Points Ruth brings up that I found valuable:

  • Don’t compare your blog to other, more successful ones. You will just get depressed. Rather focus on your passion. You will fail if you only want to make money.
  • Your passion should be awesome content with an overarching theme, with subtopics and categories. Ruth organizes this content on her navigation bar. She also recommends using an editorial calendar. (SITS girls have lots of posts and printables  on this). Set aside time to brainstorm ideas. You need content that will draw traffic. (Have a popular posts widget)
  • You need a great name and self-hosting. (See my post on why you need decent hosting). She recommends WordPress as the industry standard.
  • Presentation is everything and if your blog is well organized into the categories we talked about your traffic will benefit. Highlight your best content in your navigation bar and sidebar (popular posts) I guess this is on my to do list. Ruth suggests clean and clear. As an aside I would like to mention that internet guru Ryan Deiss made a lot of money with a blog that did not use this tip. He had multiple posts on his home page and also used his own ads for his own products. It is busy but it certainly sparks interest. I’ve used the same concept on my website (using first paragraph teasers redirecting to relevant blog posts on and these posts have done well, particularly the thyroid one.
  • Use beautiful, pinnable photos. I have now got into the habit of doing a main image with the text of the post title for every new post I write. I also have a Pinterest plugin so that you can scroll over and pin the image. You may think that because you don’t blog about food, craft or DIY, Pinterest does not apply to you. The truth is that beautiful images which correspond to great content will get re-pinned. Sell your pin with urgency and make it engaging.
  • How to increase traffic from Pinterest: improve your home page, split your boards up into specific categories, collaborative boards after personal ones, and then newest boards last. She suggests focusing on this social media, or just on the ones driving traffic. Pinterest is often the number one traffic source for my blog, and I definitely don’t optimize it enough. But I also have to give credit to Facebook and Twitter. I think you have to focus on what you feel comfortable with. I love Facebook and have made some good blogging friends on that network.
  • Traditional traffic is discussed, like word of mouth, blog hops and linkies, commenting on other blogs (I do this a lot) and promoting other bloggers (she uses getting ideas for a party as an example). As an infertility blogger I will often post when others in the community need support. She also cites networking (blog events), SEO (use a relevant title tag with less than 70 characters, using long tailed keywords and claim Google Authorship.
  • Ways to monetize your blog are: ad networks (e.g. Google Adsense), affiliate advertising, private ads, sponsored posts and working with brands, selling products and services and writing and speaking. (You will have to read her book for more details on this).
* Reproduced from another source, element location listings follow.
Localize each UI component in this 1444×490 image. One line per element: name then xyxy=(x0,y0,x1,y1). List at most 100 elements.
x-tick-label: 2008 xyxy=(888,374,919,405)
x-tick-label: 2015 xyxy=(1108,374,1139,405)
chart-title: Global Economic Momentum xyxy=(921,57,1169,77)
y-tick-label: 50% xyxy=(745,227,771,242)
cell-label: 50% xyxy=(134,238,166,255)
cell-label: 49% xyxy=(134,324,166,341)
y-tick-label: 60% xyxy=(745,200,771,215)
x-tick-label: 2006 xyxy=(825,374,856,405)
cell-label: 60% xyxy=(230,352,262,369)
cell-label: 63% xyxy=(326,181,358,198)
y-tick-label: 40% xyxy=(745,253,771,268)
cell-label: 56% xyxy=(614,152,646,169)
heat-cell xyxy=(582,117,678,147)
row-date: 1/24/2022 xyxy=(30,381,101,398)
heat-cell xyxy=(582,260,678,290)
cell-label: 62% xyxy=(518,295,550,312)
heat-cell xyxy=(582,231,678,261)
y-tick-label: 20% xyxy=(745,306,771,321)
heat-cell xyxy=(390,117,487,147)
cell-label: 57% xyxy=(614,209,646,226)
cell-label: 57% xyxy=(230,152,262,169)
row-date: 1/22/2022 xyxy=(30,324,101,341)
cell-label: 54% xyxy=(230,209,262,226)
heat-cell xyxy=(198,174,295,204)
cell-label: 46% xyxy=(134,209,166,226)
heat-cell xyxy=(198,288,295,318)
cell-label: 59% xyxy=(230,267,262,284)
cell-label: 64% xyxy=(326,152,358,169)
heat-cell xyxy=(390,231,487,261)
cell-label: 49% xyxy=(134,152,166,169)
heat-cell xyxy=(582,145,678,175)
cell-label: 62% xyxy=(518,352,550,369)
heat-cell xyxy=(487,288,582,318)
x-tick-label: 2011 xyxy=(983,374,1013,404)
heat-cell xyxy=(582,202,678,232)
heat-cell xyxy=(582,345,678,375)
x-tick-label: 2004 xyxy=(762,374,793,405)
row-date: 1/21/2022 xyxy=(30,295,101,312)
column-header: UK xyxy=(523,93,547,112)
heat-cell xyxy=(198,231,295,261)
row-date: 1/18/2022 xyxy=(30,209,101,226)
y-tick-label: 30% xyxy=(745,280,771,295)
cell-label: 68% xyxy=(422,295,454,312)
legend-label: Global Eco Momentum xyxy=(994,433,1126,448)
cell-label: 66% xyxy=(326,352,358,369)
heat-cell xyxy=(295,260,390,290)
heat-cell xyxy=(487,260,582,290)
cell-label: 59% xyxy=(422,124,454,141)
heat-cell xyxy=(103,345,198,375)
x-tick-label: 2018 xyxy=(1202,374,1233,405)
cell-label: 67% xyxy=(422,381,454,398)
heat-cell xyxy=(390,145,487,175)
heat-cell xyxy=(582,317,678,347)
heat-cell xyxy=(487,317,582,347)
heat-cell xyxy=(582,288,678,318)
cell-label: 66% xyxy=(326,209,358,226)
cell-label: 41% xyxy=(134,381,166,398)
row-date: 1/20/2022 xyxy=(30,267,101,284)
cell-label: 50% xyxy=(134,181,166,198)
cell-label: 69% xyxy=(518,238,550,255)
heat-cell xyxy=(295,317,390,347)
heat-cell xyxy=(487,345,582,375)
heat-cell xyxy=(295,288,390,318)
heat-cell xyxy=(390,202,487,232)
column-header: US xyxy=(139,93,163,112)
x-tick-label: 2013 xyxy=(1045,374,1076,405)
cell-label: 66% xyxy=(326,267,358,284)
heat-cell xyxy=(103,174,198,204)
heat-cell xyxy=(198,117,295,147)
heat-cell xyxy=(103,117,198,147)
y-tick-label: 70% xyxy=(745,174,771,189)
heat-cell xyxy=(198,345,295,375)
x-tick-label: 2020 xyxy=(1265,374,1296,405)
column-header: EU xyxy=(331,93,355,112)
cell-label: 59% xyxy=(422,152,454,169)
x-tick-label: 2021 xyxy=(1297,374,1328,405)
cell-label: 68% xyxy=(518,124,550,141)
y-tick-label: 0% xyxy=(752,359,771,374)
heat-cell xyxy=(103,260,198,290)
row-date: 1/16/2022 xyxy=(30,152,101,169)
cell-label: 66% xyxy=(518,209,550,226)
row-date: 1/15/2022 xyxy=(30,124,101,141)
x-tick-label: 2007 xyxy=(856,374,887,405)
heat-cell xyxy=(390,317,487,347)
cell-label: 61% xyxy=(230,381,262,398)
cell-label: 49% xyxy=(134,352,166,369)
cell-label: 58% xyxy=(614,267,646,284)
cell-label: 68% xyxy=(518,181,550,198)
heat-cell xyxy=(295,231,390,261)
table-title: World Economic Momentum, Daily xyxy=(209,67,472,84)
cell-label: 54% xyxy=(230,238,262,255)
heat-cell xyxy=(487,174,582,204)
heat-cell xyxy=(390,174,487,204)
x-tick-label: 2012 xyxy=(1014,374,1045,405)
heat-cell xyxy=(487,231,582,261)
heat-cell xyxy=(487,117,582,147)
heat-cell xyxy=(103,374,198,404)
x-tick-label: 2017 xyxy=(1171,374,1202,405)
  • It’s worth looking at her way of working with brands: still creating great content and having the post “underwritten” rather than sponsored. You can check out an example here where she writes about making money on the internet, where one of the options is doing surveys and the brand is mentioned there and at the end. Check out her different brand options here.Even when you do write a sponsored post it is possible to focus on writing engaging content rather than just the product. (See mine on stain removal for Vanish here or crime stats for an insurance company here).
  • She suggests slowing down and creating awesome content rather than rushing for money making opportunities that will damage your integrity. She case studies several successful bloggers, all of whom have been blogging for longer than three years.

There’s a lot we can learn from Ruth and hers is one of the better blogging books out there. I totally recommend it.